La dimensión relacional de la identidad, rodeada siempre de vaguedad, permite en la actualidad perversiones identitarias y fundamentalismos contra un enemigo, un inquietante “otro”, un chivo expiatorio para una identidad agotada. Hablar de identidad es también una manera de situar la eterna alteridad que nos incomoda porque cuestiona nuestros valores supuestamente superiores. La afirmación de una diferencia es la condición previa para hablar de identidad. Esto nos puede llevar hasta otra dimensión que, más que relacional, la podríamos llamar patológica: solo busca “otros” y sus valores opuestos como enemigo común contra el cual se consolida el carácter colectivo. En cambio, un sentido de co-pertenencia entre conocidos y otros por conocer, sin sospechar o desconfiar y sin que la diferencia nos lleve a cerrar filas, oscila entre fijar y abandonar, crear y reciclar, asimilar y desasimilar sin que una acción sea en oposición a la otra. 

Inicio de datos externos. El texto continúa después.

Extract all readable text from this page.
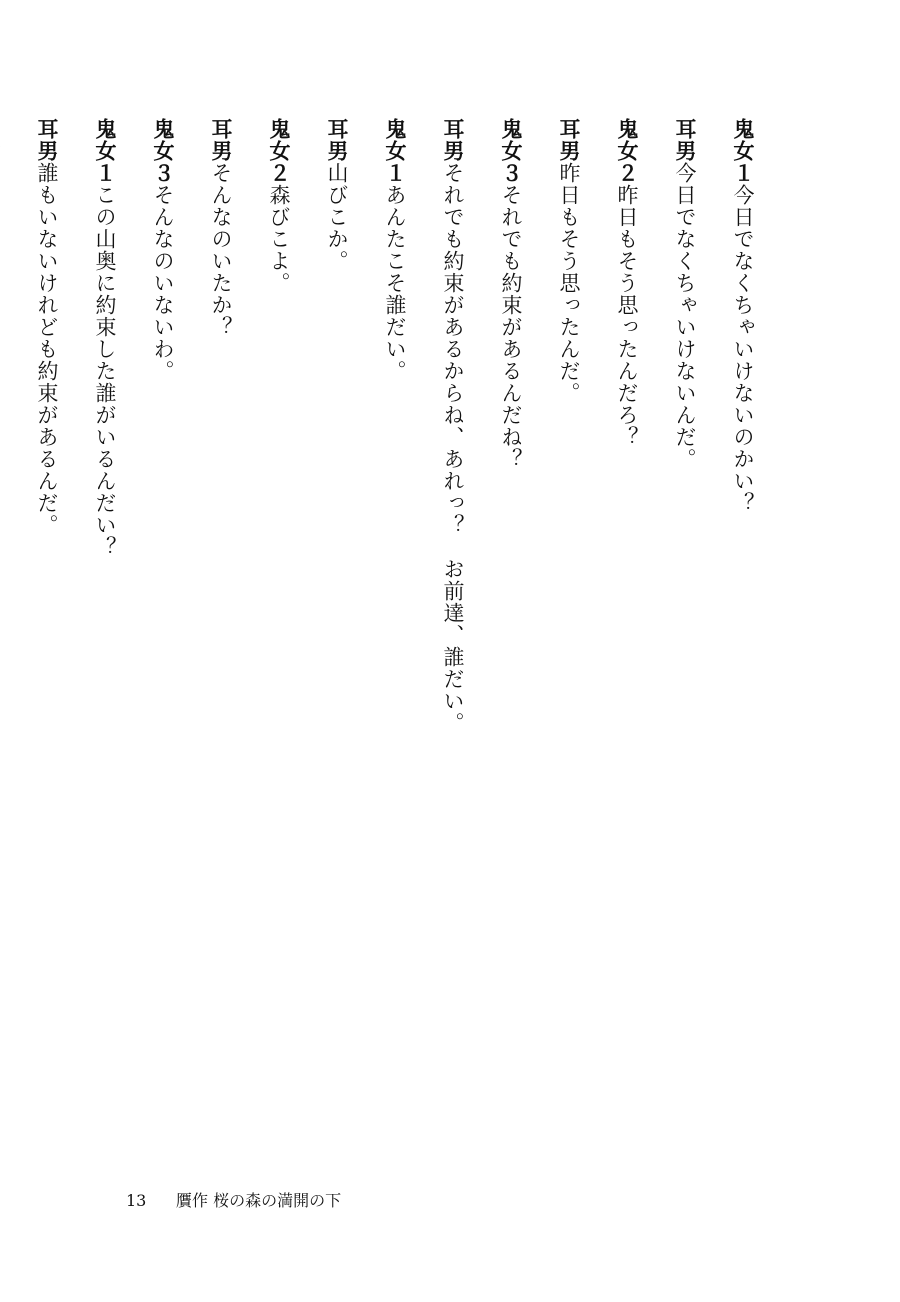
鬼女１今日でなくちゃいけないのかい？
耳男今日でなくちゃいけないんだ。
鬼女２昨日もそう思ったんだろ？
耳男昨日もそう思ったんだ。
鬼女３それでも約束があるんだね？
耳男それでも約束があるからね、あれっ？　お前達、誰だい。
鬼女１あんたこそ誰だい。
耳男山びこか。
鬼女２森びこよ。
耳男そんなのいたか？
鬼女３そんなのいないわ。
鬼女１この山奥に約束した誰がいるんだい？
耳男誰もいないけれども約束があるんだ。
13 贋作 桜の森の満開の下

La dimensión ideal es este modelo de identidad del pasado que, de cara a un futuro anónimo e imprevisible, condensa todo tipo deafirmaciones identitarias. El fundamento cultural, étnico, racial pero también el nacional, abonan esencialismos y fundamentalismos identitarios. Tenemos que hablar de sentimientos identitarios, pasiones e imaginarios que vuelven las identidades cada vez más volátiles, incluso explosivas. Rechacemos el paso atrás que resucita identidades olvidadas, mitos de origen que solo logran banalizar el proyecto de identificación, vinculando historia con identidad: una única identidad -la de los vencedores- que borra oposiciones internas para consolidar la adhesión y recurre a la homogeneización de imágenes, relatos y personajes articulándolos como símbolos de una identidad colectiva donde la realización de unos significa la frustración de otros. 

Volvemos a la pregunta inicial: ¿Existe la identidad europea? La experiencia nos ha demostrado que una base como una moneda común no es suficiente para sentirnos europeos; hay que construir, no a pesar de las diferencias, sino a través de ellas; no yuxtaponer, sino pensar en un futuro común de sentimientos compartidos. O como decía Ulrich Beck: “Puede que lo que necesitemos no sea una identidad única que vincule a todas las identidades, sino un relato de la europeización que haga comprensible la vinculación de iniciativas y fracasos”. O, quizás, una comprensión del presente orientada al futuro en el que la identidad consiste en ponerse en camino, “en abrirse, encontrar, avanzar, orientarse, confundirse, extraviarse, buscar, tantear, encontrar, construir e inventar”.